For more on the band, go here: https://www.facebook.com/mesmurdoom/

To buy the album, go here: https://solitude-prod.com/releases/solitude-productions/mesmur-terrene/

For more on the label, go here: https://solitude-prod.com/

Indescribable Wishfield smother all kinds of dark, adventurous sounds over chest-caving debut

It’s getting close to the time where we’re reviewing the music that came out during the entire calendar year, and typically I keep a list of everything covered on this site to make that venture easier. In having just gone over all that music that came out in 2019, it’s weird to discover that although a lot of great stuff has been dropped on us, there’s still a lot that just melts together in the mind.

That’s not to suggest there aren’t things that came along that absolutely stand out, and one of those is arriving later in the year in wider form, that being Wishfield’s debut album. The music was released by the band in April, but Tridroid is giving it cassette treatment that’ll be arriving in mailboxes pretty soon, and it’s a fascinating, jarring listen that’s nearly impossible to fully explain. It’s a combo of ’90s indie-style rock, experimental strangeness, and some swaths of black metal blended into this eight-track album, and it’s a record that could soothe, excite, or induce panic, depending on the listener. The band—vocalist Mariah Timm, fretless guitarist Nick Stanger (also of Ashbringer), fretless bassist Andy Meyer, drummer Theo Galetka—puts together a record that washes over you, intoxicates you, and at times startles you as it spills over you consciousness.

“Something” starts the record and gives you an early indication into the ride on which you’ve just committed to taking. The guitars are slurry and static-scuffed, making it feel like the room is spinning before Timm’s wild shrieks take over and cut you apart. The choruses are more melodic, with Timm’s voice surging, even getting breezy in spots as she calls, “Water is rising, feet sinking into sand.” A strange, frenetic pace comes from there, as Timms finishes us off with the promise, “Change is coming soon.” “Earth, Venus” is a strange instrumental with guitars scraping and what sounds like intergalactic interference, making it feel like two worlds are trying to bounce signals off each other. “The Fishbowl” has aggressive guitars and jolting yelps, with Timm’s vocals turning to shrieks while the guitars race and loop. Guitars slide and begin their turn toward space, fading into the golden horizon. “Shallow Heap” opens slowly, trickling, and the singing is pretty high register, coming off as a stinging swoon. The chorus settles as scratchy guitars poke at the skin, shrieks burst, and the song explodes to its end.

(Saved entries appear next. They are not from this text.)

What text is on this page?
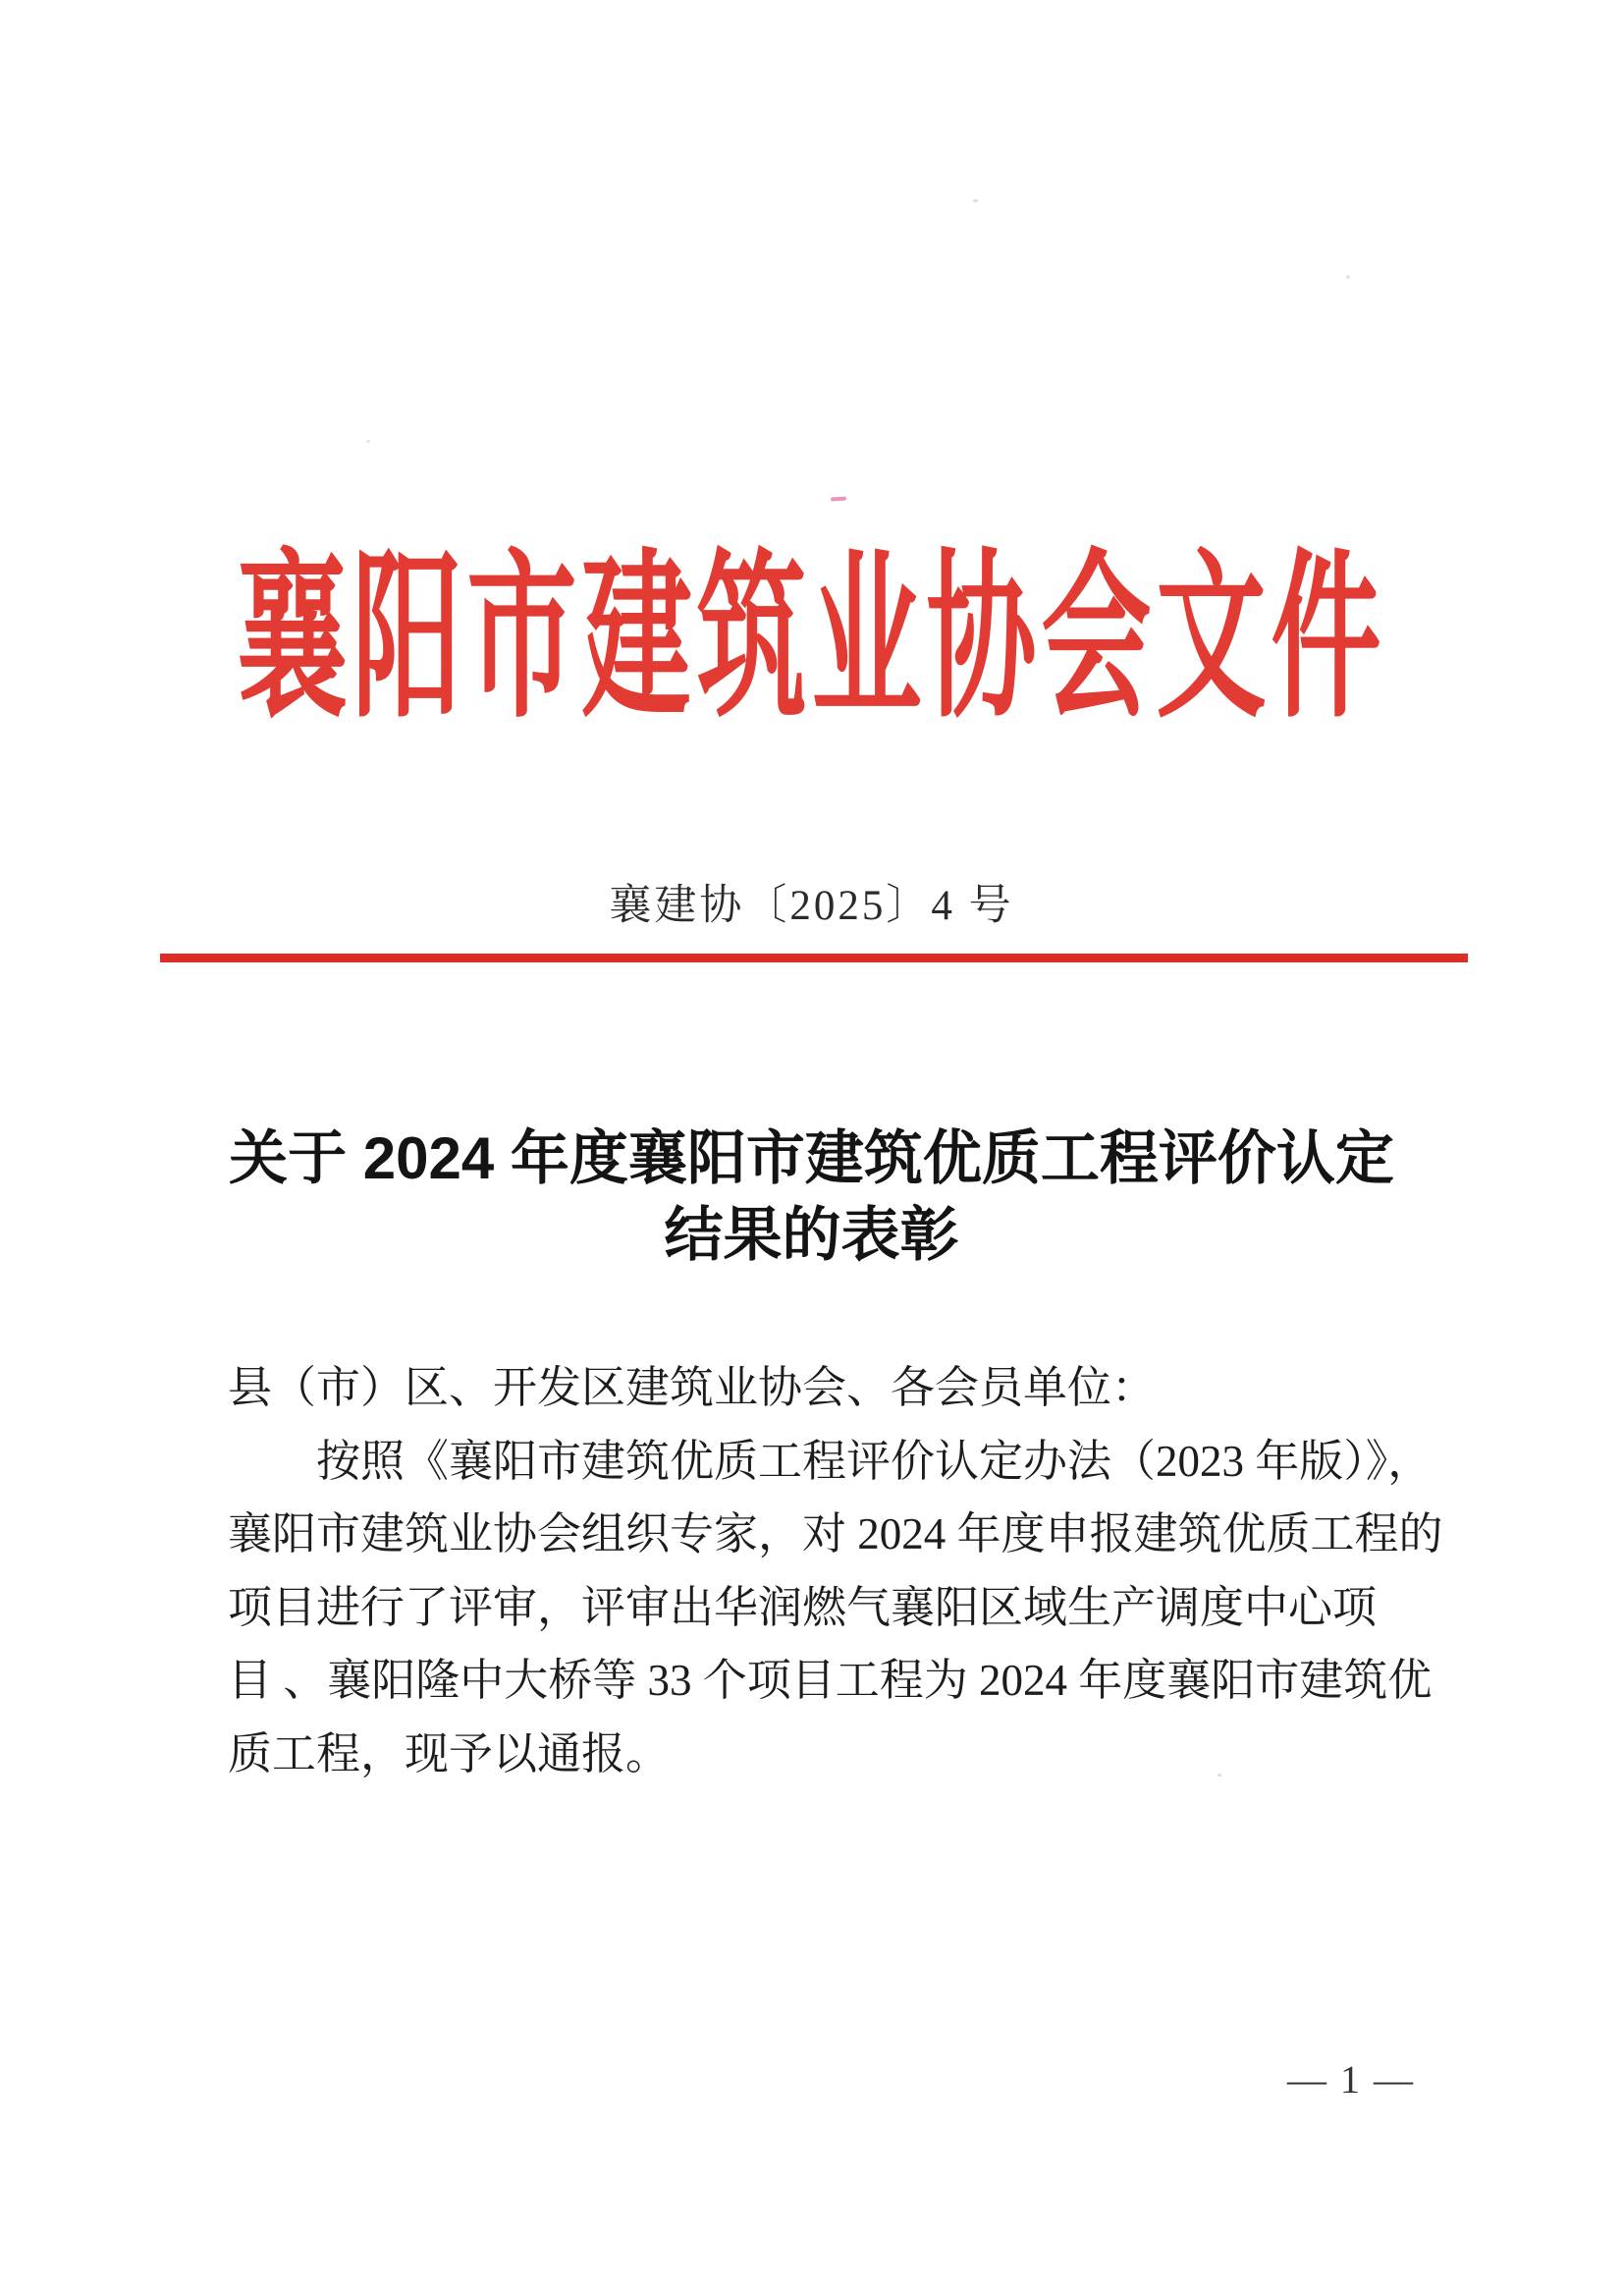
襄阳市建筑业协会文件
襄建协〔2025〕4 号
关于 2024 年度襄阳市建筑优质工程评价认定
结果的表彰
县（市）区、开发区建筑业协会、各会员单位：
　　按照《襄阳市建筑优质工程评价认定办法（2023 年版）》，
襄阳市建筑业协会组织专家，对 2024 年度申报建筑优质工程的
项目进行了评审，评审出华润燃气襄阳区域生产调度中心项
目 、襄阳隆中大桥等 33 个项目工程为 2024 年度襄阳市建筑优
质工程，现予以通报。
— 1 —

“Nothing” gets into a calculated stream as the guitars slither, and Timm warns, “Watch out for broken glass and coins thrown at your head.” The track takes its time unfurling while the singing flutters before the speed kicks up, the guitars loop with texture, and the guitars settle over top and darken shadows. “Swimming, Dreaming” is a quick cut with harsh guitars, detached moans, and sounds echoing, pulling into “Three Seconds (Radio On)” that has staggering riffs and really strong singing. The track moves toward something like a screamo/post-hardcore bend from the early 2000s, when the styles still had a healthy heart, as a colorful burst pushes in. Wordless calls give off catchy vibes while the track explodes on its way out. “Isolated People in Isolated Rooms” closes the album by unleashing black metal strains and splattering guitars before Timm’s singing comes in and soars toward the sky. There are mesmerizing stretches that are cut down by a speedy squall, and then the track turns into a bizarre alien sendoff that blips out into an ocean of echoes.

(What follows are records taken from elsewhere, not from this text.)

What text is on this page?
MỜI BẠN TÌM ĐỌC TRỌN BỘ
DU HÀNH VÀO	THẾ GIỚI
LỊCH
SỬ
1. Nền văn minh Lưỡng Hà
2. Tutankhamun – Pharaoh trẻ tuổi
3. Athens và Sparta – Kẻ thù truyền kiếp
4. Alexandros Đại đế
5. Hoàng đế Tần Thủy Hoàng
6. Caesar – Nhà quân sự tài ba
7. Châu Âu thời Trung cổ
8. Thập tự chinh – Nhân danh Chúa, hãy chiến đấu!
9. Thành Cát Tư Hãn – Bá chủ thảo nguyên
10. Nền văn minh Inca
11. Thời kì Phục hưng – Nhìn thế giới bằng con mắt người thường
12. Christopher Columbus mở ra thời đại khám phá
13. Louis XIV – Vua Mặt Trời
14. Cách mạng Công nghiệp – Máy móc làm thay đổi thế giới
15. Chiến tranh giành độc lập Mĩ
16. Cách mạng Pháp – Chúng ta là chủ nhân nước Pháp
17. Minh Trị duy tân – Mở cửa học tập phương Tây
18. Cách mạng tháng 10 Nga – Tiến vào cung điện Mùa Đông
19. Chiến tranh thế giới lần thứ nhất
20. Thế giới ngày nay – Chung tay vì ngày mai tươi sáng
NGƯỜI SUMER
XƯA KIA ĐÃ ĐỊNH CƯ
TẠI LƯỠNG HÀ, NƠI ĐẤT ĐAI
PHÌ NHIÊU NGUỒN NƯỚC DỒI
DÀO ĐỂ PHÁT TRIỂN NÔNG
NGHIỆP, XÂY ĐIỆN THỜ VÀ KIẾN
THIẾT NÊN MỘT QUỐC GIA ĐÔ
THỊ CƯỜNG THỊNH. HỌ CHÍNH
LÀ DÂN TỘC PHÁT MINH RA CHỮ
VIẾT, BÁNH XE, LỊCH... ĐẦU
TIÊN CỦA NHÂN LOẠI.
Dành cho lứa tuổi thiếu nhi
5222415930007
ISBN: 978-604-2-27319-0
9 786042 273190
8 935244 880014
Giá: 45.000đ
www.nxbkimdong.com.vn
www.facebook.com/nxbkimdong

Wishfield’s tremendous debut record is one that definitely deserves this revisit later in the year, and if you’re looking for something to tangle your brain and send you on a bizarre journey, you might want to grab this cassette. From the smearing instrumentation to Timm’s sometimes stabbing, sometimes soaring vocals, there’s a lot here in which to sink your teeth. Plus, it’s nice to have a record this interesting that makes its mark after a year of being bombarded by a ton of music.